At this point staff recommendation stands at finding an additional $1.15M to subsidize the projected provincial amount of $2.5M based on current caseloads. This unfortunately translates to Food Hampers being cut by more than 50%, funded only at $380,000. We wish we could all stand here and tell you magically that we’ll continue operating this $12M system for $380,000, but it simply isn’t possible.

We have worked closely together as agencies funded by the Region. We are committed to continue strive towards a vision of a stronger system in our community. Tonight we would like to propose three funding scenarios:

FH - Region Council 2012 (2)

$750,000 – HEALTHY: this level of funding would ensure the present level of food hampers and respond to the expected increased demands in 2013 due to the other cutbacks. This funding would allow us to continue with our vision of an even stronger, and efficient food network

$700,000 – GETTING BY: we would continue addressing needs, but would have to remove what we can offer in our food hampers e.g. diapers, formula, etc.

$650K – SURVIVAL: this would put us at survival mode with staffing reductions, reduced hours of operation, and reduction in client access to services.

Obviously, the first scenario is our preference as it represents the best possible health outcomes for our community. The second scenario is one that’s a scenario where, make no mistake, we are starting to cut services and that will have an impact on health for individuals, families, and communities. And at $650,000, we are in survival mode, where we are doing bare minimum and helping people only sustain themselves, and are jeopardizing the health of the community.

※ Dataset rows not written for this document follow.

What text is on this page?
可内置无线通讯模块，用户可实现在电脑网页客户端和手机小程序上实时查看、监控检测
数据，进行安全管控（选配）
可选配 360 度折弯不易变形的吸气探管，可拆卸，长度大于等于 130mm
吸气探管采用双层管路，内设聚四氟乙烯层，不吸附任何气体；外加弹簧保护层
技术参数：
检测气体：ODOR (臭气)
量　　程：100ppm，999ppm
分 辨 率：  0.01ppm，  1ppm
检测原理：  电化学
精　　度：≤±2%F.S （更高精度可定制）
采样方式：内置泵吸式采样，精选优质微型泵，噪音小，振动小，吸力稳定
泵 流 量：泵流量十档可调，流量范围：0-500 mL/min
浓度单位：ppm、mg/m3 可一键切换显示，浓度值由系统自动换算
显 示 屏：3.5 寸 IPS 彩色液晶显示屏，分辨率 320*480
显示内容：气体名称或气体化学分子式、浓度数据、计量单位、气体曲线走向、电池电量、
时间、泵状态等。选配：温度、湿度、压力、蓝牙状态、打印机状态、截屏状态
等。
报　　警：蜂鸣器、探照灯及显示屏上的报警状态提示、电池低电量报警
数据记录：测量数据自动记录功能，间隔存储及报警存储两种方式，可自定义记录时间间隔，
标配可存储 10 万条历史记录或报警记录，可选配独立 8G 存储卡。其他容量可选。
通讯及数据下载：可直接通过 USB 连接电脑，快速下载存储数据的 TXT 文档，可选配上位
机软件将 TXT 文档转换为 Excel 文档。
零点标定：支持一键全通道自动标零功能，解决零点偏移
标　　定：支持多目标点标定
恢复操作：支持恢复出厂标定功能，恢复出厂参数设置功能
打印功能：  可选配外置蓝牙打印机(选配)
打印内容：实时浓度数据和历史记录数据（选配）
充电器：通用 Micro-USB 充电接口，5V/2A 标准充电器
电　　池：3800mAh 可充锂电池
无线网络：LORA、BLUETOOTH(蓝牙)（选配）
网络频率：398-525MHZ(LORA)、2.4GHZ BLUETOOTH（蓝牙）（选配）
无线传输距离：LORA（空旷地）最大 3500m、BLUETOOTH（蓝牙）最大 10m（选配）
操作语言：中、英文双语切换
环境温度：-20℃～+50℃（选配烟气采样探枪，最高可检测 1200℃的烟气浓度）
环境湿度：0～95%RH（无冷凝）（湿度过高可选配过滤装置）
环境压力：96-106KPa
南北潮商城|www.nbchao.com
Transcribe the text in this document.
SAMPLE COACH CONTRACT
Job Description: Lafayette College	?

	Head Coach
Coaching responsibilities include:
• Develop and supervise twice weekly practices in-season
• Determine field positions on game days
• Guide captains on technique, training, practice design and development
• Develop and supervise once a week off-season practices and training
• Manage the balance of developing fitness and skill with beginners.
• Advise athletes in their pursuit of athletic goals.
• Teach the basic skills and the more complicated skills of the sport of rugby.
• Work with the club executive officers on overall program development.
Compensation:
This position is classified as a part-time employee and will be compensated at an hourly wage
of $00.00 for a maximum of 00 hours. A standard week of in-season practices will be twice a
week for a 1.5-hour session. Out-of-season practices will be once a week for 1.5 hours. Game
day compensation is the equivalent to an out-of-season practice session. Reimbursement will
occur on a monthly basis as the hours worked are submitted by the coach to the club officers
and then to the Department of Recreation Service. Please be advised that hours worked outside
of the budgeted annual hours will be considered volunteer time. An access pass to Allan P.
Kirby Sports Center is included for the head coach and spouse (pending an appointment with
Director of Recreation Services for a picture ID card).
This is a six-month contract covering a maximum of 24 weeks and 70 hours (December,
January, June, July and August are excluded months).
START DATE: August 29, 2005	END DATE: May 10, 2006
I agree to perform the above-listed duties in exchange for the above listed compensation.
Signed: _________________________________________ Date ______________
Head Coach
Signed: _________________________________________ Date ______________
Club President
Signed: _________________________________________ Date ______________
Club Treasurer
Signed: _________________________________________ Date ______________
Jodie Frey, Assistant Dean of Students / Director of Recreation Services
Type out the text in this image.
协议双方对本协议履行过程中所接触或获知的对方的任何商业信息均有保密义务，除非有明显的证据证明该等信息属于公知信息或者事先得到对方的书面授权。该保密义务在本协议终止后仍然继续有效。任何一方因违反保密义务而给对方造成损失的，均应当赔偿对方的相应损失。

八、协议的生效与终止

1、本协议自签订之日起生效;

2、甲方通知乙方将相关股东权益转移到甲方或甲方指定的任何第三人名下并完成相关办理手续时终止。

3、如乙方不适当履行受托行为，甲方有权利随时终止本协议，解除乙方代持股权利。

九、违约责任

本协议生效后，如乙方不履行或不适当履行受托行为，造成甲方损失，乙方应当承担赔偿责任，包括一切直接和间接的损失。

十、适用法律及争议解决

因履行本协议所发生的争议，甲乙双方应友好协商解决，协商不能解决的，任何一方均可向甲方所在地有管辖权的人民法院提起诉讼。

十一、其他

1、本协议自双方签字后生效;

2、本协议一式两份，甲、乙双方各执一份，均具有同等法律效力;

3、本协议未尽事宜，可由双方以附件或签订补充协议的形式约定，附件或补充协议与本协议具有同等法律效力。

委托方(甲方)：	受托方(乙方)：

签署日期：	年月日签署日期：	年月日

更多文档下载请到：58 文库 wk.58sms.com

We have difficult choices ahead. However given our legacy of innovation, consultation, and collaboration in this region, we are confident that we can overcome these challenges by continuing to improve the model, some of which I’ve touched on this evening. This takes time. There are many uncertainties such us the unknown impact of the cutting of the Community Start-Up and Maintenance Benefit (CSUMB), January 1st.

Allow us this year to maintain the health of people in this region as we move forward. Let 2013 be the year of innovation, not cuts, and commit to moving forward to a stronger model while maintaining the health of our community.

In closing I want to paraphrase a quote from Martin Luther King Jr.

“We have the audacity to believe that people in Waterloo Region can have three meals a day for their bodies, education and culture for their minds and dignity, equality and freedom for their spirits.”